Perry submitted the text for LD 227, previously a concept draft, a month later and less than a week before its public hearing. While not unique to this bill, lawmakers have criticized the late introduction and lack of publicly-available text, including Sen. Lisa Keim on the Senate floor Thursday. 

As passed by the Legislature, LD 227 would shield providers from civil actions, foreign judgements and forced testimony, as well as prevent law enforcement from sharing information in out-of-state investigations regarding health care activities that are legally protected in Maine — the latter of which law enforcement argued would hinder inter-agency collaboration. 

Before the Health Coverage, Insurance and Financial Services Committee reported out the bill with a divided but favorable vote, it amended the proposal in response to concerns from law enforcement and claims about permitting kidnapping and trafficking.  
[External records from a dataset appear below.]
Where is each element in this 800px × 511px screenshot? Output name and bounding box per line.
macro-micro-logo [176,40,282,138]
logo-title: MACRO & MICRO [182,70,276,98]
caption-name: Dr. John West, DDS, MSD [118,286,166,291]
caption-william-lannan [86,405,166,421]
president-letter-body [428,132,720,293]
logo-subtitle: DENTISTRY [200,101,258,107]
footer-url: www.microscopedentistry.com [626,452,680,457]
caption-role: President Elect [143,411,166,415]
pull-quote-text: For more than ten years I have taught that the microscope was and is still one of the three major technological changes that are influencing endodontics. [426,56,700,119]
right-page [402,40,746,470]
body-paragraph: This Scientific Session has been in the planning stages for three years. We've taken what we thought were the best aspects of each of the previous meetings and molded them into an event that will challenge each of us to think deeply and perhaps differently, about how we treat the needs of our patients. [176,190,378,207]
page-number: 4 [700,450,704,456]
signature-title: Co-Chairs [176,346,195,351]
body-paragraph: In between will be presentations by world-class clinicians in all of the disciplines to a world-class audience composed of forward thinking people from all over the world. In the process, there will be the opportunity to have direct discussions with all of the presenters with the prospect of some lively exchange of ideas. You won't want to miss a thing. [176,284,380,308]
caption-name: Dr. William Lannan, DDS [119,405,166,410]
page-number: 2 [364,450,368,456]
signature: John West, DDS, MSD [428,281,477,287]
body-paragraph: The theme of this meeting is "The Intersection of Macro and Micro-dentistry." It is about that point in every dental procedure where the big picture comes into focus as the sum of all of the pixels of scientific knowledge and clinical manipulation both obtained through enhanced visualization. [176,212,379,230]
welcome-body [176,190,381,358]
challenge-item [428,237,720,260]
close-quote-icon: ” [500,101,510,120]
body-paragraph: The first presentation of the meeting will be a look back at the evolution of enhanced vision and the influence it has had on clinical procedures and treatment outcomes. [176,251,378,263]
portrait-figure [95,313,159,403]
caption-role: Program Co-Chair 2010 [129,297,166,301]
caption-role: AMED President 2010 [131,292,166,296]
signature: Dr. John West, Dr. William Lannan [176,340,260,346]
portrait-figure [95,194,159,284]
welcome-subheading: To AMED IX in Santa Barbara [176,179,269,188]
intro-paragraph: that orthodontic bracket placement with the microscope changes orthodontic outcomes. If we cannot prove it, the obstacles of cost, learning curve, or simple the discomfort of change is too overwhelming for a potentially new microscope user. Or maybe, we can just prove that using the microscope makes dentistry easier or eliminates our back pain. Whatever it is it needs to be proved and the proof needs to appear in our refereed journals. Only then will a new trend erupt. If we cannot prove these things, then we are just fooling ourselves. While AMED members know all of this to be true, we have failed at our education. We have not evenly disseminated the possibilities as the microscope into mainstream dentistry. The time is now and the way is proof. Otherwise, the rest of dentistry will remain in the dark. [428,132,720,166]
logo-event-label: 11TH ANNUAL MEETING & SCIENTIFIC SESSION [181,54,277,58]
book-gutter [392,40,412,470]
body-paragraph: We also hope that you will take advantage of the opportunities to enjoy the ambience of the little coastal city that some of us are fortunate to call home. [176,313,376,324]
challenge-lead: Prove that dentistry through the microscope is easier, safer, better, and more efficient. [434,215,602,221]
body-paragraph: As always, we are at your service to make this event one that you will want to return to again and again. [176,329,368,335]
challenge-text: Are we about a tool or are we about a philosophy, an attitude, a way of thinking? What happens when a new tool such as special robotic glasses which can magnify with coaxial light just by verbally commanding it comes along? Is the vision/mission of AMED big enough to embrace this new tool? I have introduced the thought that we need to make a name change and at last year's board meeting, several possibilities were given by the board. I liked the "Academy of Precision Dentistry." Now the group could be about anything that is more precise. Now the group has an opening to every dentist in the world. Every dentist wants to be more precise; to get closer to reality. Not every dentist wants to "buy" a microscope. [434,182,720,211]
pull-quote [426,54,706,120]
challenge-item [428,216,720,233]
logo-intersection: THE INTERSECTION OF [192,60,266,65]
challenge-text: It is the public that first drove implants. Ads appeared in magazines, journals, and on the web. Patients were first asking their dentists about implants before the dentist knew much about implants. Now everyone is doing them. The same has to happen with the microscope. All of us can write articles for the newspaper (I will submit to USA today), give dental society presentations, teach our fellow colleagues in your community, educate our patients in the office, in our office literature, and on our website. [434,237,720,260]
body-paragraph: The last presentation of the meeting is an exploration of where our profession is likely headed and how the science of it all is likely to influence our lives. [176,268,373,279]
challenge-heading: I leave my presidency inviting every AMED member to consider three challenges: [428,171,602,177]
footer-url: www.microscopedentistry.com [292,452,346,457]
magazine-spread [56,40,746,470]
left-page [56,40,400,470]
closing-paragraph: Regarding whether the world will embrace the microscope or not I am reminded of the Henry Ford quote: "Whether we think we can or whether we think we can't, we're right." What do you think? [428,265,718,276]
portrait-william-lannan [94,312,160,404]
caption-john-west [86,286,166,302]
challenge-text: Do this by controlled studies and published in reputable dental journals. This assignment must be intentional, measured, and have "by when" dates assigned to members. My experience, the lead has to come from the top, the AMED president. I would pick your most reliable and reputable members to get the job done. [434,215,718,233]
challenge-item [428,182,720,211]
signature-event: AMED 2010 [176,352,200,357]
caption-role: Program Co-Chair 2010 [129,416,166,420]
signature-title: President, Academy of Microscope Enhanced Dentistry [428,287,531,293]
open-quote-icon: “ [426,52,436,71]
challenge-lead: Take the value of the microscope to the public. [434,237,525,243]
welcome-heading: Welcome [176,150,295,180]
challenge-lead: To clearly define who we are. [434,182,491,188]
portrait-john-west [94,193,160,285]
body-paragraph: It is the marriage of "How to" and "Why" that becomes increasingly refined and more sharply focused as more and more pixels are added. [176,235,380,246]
As amended, the legal protections offered in the bill apply to health care professionals and those who assist them, rather than any person. The amended bill does prevent police from knowingly providing information for an interstate investigation into legally-protected health activity or arresting someone in relation to such treatment. However, it provides some exceptions to these rules, including: if federal law requires action, if police have a good faith belief a warrant is valid in Maine, or if there isn’t enough time to comply with the provisions of LD 227 and there is a compelling need for action because of an imminent danger to public safety. 

In both chambers, Republican legislators also denounced gender-affirming care in general, which is already legal in Maine and not altered by the shield law. 

As Maine Morning Star previously reported, parental consent is needed in most cases for minors to obtain gender-affirming care. A law in Maine passed last session allows for people who are at least 16 years old to receive non-surgical gender-affirming hormone therapy — not gender reassignment surgery — without a parent’s consent, but only under a set of specific circumstances.   

Some of the comments made about LD 227 also led to the House censuring two of its members. 

On the House floor Wednesday night, Rep. Michael Lemelin (R-Chelsea) implied that the Legislature’s enactment of a bill last year to protect access to abortion later in pregnancy caused the Oct. 25 mass shooting in Lewiston by invoking God’s wrath. If lawmakers pass LD 227, Lemelin said there will be “severe consequences.” 

Rep. Shelley Rudnicki (R-Fairfield) rose to “say that I agree with Rep. Lemelin and everything he said.”

Lemelin’s comments were castigated by members of both parties. The vote to censure the lawmakers received unanimous consent and no debate. Following the censure, Lemelin and Rudnicki issued nearly identical apologies on the House floor.